到期計時器¶

到期計時器與代理程式在同一個程序上設定，並可在你的指令碼中使用，以處理停滯的 worker。當你進入一個可能停滯的程式碼塊時，可以獲取一個到期計時器，它會指示計時器伺服器在 worker 未能在自行設定的到期截止日期前釋放計時器時終止該程序。

用法

import torchelastic.timer as timer
import torchelastic.agent.server as agent

def main():
    start_method = "spawn"
    message_queue = mp.get_context(start_method).Queue()
    server = timer.LocalTimerServer(message, max_interval=0.01)
    server.start() # non-blocking

    spec = WorkerSpec(
                fn=trainer_func,
                args=(message_queue,),
                ...<OTHER_PARAMS...>)
    agent = agent.LocalElasticAgent(spec, start_method)
    agent.run()

def trainer_func(message_queue):
    timer.configure(timer.LocalTimerClient(message_queue))
    with timer.expires(after=60): # 60 second expiry
        # do some work

在上面的示例中，如果 trainer_func 執行時間超過 60 秒，則 worker 程序將被終止，並且代理程式會重試 worker 組。

客戶端方法¶

torch.distributed.elastic.timer.configure(timer_client)[source][source]¶

配置計時器客戶端。必須在使用 expires 之前呼叫。

torch.distributed.elastic.timer.expires(after, scope=None, client=None)[source][source]¶

獲取一個倒計時計時器，它將在距現在 after 秒後到期，除非其所包裹的程式碼塊在該時間範圍內完成。當計時器到期時，此 worker 有資格被“收割”（reaped）。“收割”的確切含義取決於客戶端實現。在大多數情況下，“收割”意味著終止 worker 程序。請注意，worker **不**保證在 time.now() + after 時刻精確地被收割，而是 worker “有資格”被收割，並且客戶端與之通訊的 TimerServer 最終將決定何時以及如何收割具有到期計時器的 worker。

用法

torch.distributed.elastic.timer.configure(LocalTimerClient())
with expires(after=10):
    torch.distributed.all_reduce(...)

伺服器/客戶端實現¶

以下是 torchelastic 提供的計時器伺服器和客戶端對。

注意

計時器伺服器和客戶端必須始終成對實現和使用，因為伺服器和客戶端之間存在訊息協議。

以下是基於 multiprocess.Queue 實現的一對計時器伺服器和客戶端。

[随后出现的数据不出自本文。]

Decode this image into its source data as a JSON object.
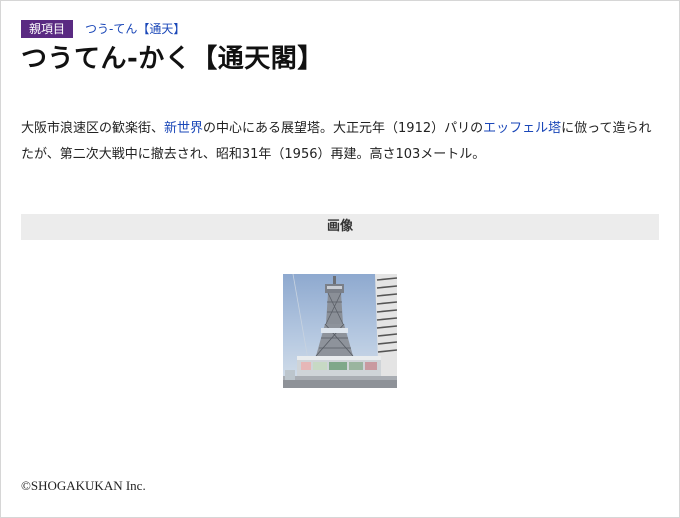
{
  "parent": {
    "badge_label": "親項目",
    "link_text": "つう‐てん【通天】"
  },
  "entry": {
    "headword": "つうてん‐かく【通天閣】",
    "definition": {
      "part1": "大阪市浪速区の歓楽街、",
      "link1": "新世界",
      "part2": "の中心にある展望塔。大正元年（1912）パリの",
      "link2": "エッフェル塔",
      "part3": "に倣って造られたが、第二次大戦中に撤去され、昭和31年（1956）再建。高さ103メートル。"
    }
  },
  "image_section": {
    "header": "画像"
  },
  "colors": {
    "badge_bg": "#5a2a82",
    "link": "#1a47b8",
    "section_header_bg": "#ececec"
  },
  "footer": {
    "copyright": "©SHOGAKUKAN Inc."
  }
}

class torch.distributed.elastic.timer.LocalTimerServer(mp_queue, max_interval=60, daemon=True)[source][source]¶

與 LocalTimerClient 配合使用的伺服器。客戶端預計是執行此伺服器的父程序的子程序。作業中的每個主機都應在本地啟動自己的計時器伺服器，每個伺服器例項管理本地 worker 的計時器（在同一主機上的程序中執行）。

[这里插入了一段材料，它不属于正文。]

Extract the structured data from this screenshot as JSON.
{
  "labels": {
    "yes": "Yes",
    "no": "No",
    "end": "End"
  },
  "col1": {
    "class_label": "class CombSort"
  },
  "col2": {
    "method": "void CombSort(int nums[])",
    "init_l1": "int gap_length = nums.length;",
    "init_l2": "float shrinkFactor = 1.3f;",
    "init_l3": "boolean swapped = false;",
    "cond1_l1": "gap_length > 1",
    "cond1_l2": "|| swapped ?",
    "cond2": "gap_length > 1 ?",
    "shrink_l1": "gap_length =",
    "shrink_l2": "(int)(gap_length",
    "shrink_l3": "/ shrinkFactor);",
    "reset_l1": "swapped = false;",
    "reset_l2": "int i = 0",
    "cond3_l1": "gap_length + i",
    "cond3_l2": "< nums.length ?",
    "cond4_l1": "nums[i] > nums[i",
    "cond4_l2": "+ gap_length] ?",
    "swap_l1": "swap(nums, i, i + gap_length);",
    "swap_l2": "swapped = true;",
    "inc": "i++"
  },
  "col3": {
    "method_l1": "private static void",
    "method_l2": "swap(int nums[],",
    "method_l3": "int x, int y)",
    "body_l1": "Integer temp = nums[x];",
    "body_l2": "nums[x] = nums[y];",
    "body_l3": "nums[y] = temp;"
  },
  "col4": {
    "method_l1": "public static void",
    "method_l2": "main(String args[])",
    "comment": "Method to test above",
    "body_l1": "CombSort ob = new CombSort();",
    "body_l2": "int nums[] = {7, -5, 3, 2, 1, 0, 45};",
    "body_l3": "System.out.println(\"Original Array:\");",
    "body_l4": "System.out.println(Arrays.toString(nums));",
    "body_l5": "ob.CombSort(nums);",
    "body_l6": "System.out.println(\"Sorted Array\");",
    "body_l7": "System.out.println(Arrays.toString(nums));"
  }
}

class torch.distributed.elastic.timer.LocalTimerClient(mp_queue)[source][source]¶: `LocalTimerServer` 的客戶端。此客戶端旨在用於執行 LocalTimerServer 的同一主機上，並使用 pid 唯一標識 worker。這在具有多個 GPU 裝置的主機上為每個 GPU 啟動一個子程序（訓練器）的情況下特別有用。

以下是基於命名管道實現的另一對計時器伺服器和客戶端。

class torch.distributed.elastic.timer.FileTimerServer(file_path, run_id, max_interval=10, daemon=True, log_event=None)[source][source]¶

與 FileTimerClient 配合使用的伺服器。客戶端預計與執行此伺服器的程序在同一主機上執行。作業中的每個主機都應在本地啟動自己的計時器伺服器，每個伺服器例項管理本地 worker 的計時器（在同一主機上的程序中執行）。

引數

file_path (str) – str，將要建立的 FIFO 特殊檔案的路徑。
max_interval (float) – float，每個看門狗迴圈的最大間隔時間（秒）。
daemon (bool) – bool，是否以守護模式執行看門狗執行緒。守護執行緒不會阻塞程序停止。
log_event (Optional[Callable[[str, Optional[FileTimerRequest]], None]]) – Callable[[Dict[str, str]], None]，用於記錄 JSON 格式事件的可選回撥函式。

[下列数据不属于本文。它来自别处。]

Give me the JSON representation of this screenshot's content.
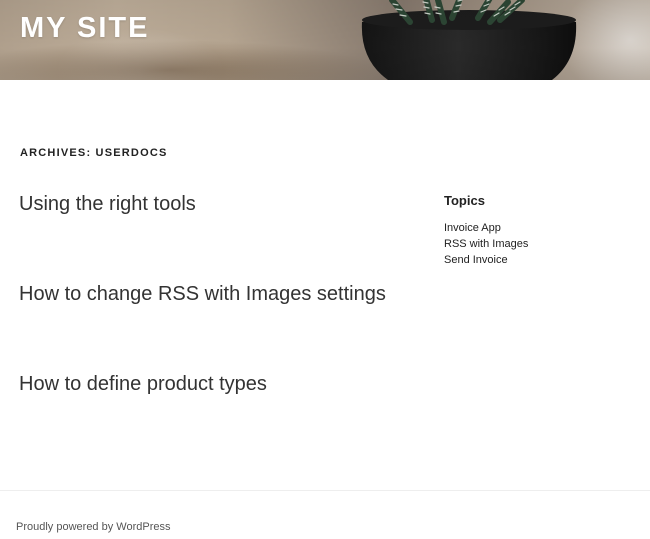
{
  "header": {
    "site_title": "MY SITE",
    "image_alt": "potted succulent plant header image"
  },
  "archive": {
    "heading": "ARCHIVES: USERDOCS"
  },
  "posts": [
    {
      "title": "Using the right tools"
    },
    {
      "title": "How to change RSS with Images settings"
    },
    {
      "title": "How to define product types"
    }
  ],
  "sidebar": {
    "widget_title": "Topics",
    "items": [
      {
        "label": "Invoice App"
      },
      {
        "label": "RSS with Images"
      },
      {
        "label": "Send Invoice"
      }
    ]
  },
  "footer": {
    "credit": "Proudly powered by WordPress"
  },
  "colors": {
    "text": "#222222",
    "header_title": "#ffffff",
    "footer_text": "#555555",
    "divider": "#eeeeee"
  }
}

class torch.distributed.elastic.timer.FileTimerClient(file_path, signal=Signals.SIGKILL)[source][source]¶

`FileTimerServer` 的客戶端。此客戶端旨在用於執行 FileTimerServer 的同一主機上，並使用 pid 唯一標識 worker。此客戶端使用命名管道向 FileTimerServer 傳送計時器請求。此客戶端是生產者，而 FileTimerServer 是消費者。多個客戶端可以與同一個 FileTimerServer 配合使用。

引數

file_path (str) – str，FIFO 特殊檔案的路徑。FileTimerServer 必須透過呼叫 os.mkfifo() 建立它。
signal – signal，用於終止程序的訊號。使用負數或零訊號不會終止程序。

編寫自定義計時器伺服器/客戶端¶

要編寫自己的計時器伺服器和客戶端，請分別擴充套件伺服器的 torch.distributed.elastic.timer.TimerServer 和客戶端的 torch.distributed.elastic.timer.TimerClient。TimerRequest 物件用於在伺服器和客戶端之間傳遞訊息。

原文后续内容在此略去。